I have claimed there is no one set story, and they must also acknowledge that their explanations must take into account contemporary scientific data about the cosmos. My words may well raise a wry smile when I say that evolutionary processes are here to stay.
Those in the fundamentalist camp who reject the evolutionary process must publicly explain why their God, amongst other acts, intelligently designs the death of living species, including humans, through causing earthquakes. Christian, Islamic and Jewish fundamentalists face the same challenge for in this regard they share the same belief.

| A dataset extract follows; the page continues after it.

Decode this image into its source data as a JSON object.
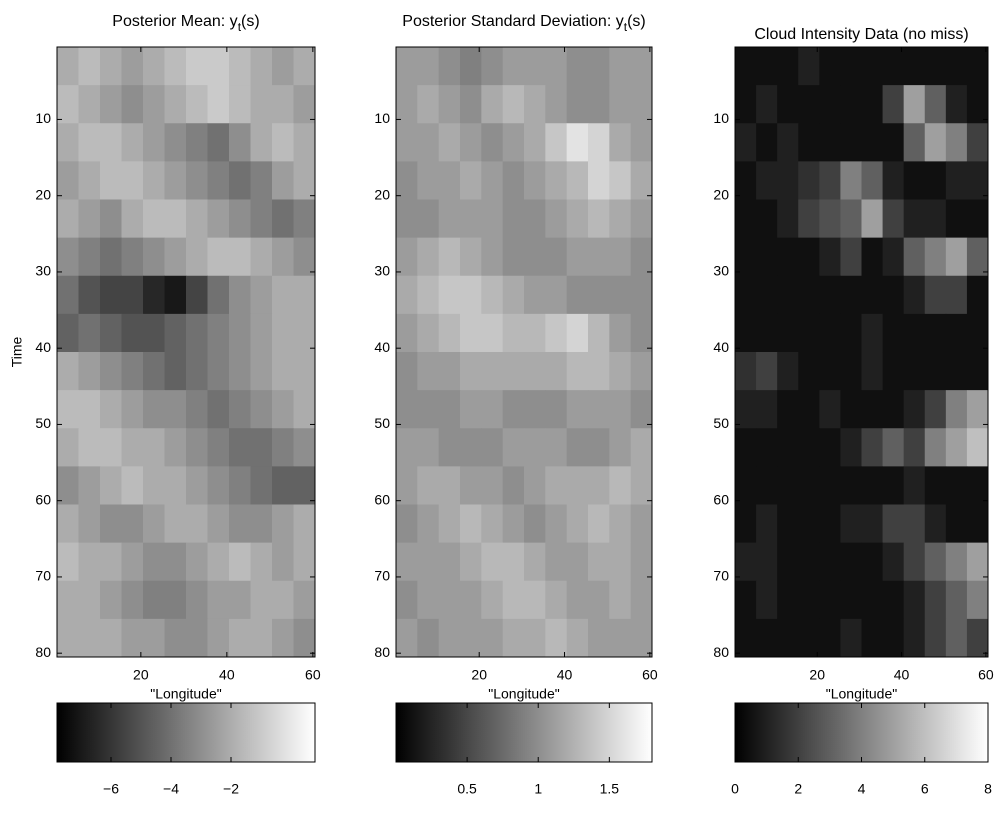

Non-fundamentalist believers in a creating God have the challenge of explaining how they blend their choice of explanatory stories from the variety of biblical stories along with the main stream core of evolutionary explanation.

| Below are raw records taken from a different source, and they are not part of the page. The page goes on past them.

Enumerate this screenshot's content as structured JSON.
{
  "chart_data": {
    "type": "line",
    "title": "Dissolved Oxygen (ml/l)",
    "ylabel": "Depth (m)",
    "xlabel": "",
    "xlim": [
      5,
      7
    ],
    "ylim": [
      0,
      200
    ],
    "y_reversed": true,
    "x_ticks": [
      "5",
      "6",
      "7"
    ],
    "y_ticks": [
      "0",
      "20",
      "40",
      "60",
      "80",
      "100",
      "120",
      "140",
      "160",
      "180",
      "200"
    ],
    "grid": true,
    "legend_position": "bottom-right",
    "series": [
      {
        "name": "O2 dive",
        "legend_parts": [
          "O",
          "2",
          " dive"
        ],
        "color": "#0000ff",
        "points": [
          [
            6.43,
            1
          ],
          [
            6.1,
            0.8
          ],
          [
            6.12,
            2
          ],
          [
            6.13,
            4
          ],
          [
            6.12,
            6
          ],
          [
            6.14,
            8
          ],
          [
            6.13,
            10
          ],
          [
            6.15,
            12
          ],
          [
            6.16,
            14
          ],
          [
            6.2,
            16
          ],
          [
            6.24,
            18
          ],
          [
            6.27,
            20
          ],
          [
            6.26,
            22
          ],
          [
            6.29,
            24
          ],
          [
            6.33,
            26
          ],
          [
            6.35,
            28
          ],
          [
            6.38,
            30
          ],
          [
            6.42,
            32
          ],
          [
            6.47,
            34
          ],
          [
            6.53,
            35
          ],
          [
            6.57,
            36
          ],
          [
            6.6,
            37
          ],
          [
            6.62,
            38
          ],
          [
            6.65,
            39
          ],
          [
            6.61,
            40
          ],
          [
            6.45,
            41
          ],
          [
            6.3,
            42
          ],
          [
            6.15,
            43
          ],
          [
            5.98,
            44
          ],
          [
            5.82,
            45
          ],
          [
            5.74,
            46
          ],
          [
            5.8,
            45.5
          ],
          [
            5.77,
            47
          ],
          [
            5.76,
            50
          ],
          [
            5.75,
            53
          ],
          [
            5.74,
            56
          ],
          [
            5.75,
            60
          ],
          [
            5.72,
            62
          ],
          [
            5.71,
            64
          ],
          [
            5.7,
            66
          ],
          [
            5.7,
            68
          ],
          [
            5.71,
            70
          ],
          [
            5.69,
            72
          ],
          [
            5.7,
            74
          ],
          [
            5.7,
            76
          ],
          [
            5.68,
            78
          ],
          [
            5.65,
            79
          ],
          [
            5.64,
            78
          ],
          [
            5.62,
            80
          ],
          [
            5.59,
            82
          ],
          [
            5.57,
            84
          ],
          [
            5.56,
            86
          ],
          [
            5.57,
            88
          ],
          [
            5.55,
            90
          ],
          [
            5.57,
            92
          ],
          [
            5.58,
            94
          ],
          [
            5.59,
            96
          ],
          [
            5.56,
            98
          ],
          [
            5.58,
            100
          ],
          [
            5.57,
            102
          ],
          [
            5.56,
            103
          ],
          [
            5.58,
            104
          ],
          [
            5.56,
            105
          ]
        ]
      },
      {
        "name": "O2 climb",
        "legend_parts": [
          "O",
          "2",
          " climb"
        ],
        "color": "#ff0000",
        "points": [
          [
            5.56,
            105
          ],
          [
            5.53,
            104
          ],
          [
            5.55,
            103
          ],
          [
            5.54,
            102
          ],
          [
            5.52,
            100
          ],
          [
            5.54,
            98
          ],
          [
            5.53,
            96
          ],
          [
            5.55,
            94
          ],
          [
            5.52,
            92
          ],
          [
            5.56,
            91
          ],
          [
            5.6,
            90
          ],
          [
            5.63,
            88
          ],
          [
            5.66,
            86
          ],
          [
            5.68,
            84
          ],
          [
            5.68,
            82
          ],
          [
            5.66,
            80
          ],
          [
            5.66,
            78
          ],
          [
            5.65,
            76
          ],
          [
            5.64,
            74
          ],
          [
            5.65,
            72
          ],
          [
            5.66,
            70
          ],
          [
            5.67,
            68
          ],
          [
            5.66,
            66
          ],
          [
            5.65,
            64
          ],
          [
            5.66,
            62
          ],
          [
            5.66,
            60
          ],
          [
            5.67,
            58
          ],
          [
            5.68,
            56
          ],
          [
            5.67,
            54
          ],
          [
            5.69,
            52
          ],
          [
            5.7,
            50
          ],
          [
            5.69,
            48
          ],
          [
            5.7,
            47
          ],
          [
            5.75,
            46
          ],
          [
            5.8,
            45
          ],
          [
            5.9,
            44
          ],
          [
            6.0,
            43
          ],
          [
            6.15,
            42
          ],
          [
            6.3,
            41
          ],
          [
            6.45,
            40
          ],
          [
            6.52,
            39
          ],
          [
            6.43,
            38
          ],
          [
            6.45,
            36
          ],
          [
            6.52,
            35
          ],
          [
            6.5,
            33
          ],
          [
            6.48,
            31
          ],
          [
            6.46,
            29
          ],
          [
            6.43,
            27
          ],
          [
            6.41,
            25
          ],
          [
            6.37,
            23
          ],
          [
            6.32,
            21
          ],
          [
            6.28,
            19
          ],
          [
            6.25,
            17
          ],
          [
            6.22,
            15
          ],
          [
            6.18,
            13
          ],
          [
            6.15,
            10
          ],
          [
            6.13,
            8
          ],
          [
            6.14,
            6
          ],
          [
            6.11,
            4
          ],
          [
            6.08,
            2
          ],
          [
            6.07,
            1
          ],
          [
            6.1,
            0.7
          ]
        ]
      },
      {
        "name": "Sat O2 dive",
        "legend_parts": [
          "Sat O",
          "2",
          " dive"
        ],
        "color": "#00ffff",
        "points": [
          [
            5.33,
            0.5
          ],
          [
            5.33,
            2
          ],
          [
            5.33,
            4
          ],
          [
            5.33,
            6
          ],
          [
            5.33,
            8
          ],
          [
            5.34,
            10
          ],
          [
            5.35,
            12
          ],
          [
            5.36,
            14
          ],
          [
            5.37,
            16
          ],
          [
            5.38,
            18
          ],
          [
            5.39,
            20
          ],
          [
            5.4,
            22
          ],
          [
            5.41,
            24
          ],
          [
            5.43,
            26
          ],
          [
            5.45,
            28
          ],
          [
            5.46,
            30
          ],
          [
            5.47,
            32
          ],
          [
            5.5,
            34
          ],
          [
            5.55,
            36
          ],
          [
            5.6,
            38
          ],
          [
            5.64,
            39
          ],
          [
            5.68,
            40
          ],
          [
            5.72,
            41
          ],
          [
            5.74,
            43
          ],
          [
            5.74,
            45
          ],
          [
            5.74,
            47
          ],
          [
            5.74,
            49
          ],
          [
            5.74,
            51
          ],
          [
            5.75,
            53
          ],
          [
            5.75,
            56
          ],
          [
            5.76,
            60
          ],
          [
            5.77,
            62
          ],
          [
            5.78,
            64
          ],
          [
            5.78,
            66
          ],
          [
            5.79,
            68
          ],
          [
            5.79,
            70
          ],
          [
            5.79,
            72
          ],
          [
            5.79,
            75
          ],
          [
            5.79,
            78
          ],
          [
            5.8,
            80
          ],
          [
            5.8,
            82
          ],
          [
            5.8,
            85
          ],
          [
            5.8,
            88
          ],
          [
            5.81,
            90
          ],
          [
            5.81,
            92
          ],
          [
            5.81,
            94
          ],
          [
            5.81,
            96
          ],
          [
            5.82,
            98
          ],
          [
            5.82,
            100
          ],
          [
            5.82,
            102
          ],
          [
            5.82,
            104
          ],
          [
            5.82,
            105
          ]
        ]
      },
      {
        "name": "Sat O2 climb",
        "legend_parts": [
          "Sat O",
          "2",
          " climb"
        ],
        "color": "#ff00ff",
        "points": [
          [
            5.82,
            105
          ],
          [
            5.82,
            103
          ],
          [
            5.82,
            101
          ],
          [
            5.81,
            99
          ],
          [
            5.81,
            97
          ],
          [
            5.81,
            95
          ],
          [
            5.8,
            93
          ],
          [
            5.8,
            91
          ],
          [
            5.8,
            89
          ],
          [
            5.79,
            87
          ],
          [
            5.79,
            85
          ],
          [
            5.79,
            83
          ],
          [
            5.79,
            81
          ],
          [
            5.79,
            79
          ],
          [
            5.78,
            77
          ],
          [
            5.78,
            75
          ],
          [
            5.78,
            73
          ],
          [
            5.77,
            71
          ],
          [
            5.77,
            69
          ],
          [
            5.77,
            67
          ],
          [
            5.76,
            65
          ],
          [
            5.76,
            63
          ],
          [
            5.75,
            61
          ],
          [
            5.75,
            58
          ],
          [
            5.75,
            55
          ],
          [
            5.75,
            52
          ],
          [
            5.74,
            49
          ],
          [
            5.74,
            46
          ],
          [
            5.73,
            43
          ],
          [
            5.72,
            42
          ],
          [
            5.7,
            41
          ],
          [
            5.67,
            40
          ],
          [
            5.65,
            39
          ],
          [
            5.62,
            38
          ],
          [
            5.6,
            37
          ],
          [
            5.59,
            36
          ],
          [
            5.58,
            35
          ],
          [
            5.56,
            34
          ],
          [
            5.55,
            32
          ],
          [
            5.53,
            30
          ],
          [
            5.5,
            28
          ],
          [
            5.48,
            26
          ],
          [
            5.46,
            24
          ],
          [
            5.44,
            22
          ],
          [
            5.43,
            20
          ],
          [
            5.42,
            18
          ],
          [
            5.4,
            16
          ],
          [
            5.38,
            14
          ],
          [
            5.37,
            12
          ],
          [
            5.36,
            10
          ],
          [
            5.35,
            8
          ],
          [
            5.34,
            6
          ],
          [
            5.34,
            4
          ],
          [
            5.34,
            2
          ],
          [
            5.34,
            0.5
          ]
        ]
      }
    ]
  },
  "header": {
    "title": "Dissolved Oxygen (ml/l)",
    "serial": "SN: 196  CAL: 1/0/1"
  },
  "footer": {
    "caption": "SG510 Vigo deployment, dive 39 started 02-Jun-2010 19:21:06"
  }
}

Those who believe that evolution completely ‘carries the field’ still have to grapple, especially in the face of tragic experiences, with finding meaning that goes deeper than natural processes and random events.
I think particularly of the anguish that the believer Charles Darwin experienced over the death of his ten year old daughter Annie.
I have no solution to either of these latter two challenges. Any sensitive and discerning contribution is welcome.
Readers who would like to discuss Ray’s challenging questions can do so on the Hinterland Times website www.hinterlandtimes.com.au.





August 9th, 2010 at 12:11 pm
Just a ‘quick’ additional note: Your reply section asks for ‘mail’ address; better if you said ‘Email’.
August 12th, 2010 at 9:16 am
I was disappointed that the responses to my article in The Hinterland Times did not take up two issues that I noted. Let me mention both issues again.
Firstly, I noted the observation by the evangelical biblical scholar Professor Frank Andersen that there are numerous creation stories in the Bible, not just one. I am aware of a number of varied, sometimes contrary, creation accounts in the Bible. Are each of these accounts scientific? If so, when they differ, how do we establish which one is more scientific than the other?
Secondly, there are a number of passages in the Bible that assert that God is the one who causes the earth to quake. So, to quote the words in my article: Those in the fundamentalist camp who reject the evolutionary process must publicly explain why their God, amongst other acts, intelligently designs the death of living species, including humans, through causing earthquakes. Christian, Islamic and Jewish fundamentalists face the same challenge for in this regard they share the same belief.
Again, in response to these questions, my hope is as expressed at the end of my article, viz. any sensitive and discerning contribution is welcome.
Ray Barraclough 12/8/10
August 14th, 2010 at 9:02 am
Hi Ray,
I would love to address the two issues you have raised, but to be fair, without your being a little more specific regarding the biblical passages that are causing your concern, I found it hard to respond to these two issues directly. Could you please tell me exactly which passages you would like a response to (scripture & verse, please, so I can study the passages in their related context before giving some deeper throught to a reasonable response)?
So that would be the biblical passage/s realted to the issue of “numerous creation stories in the bible”, and “God is the one who causes the earth to quake”.
Many thanks, and looking forward to responding once again.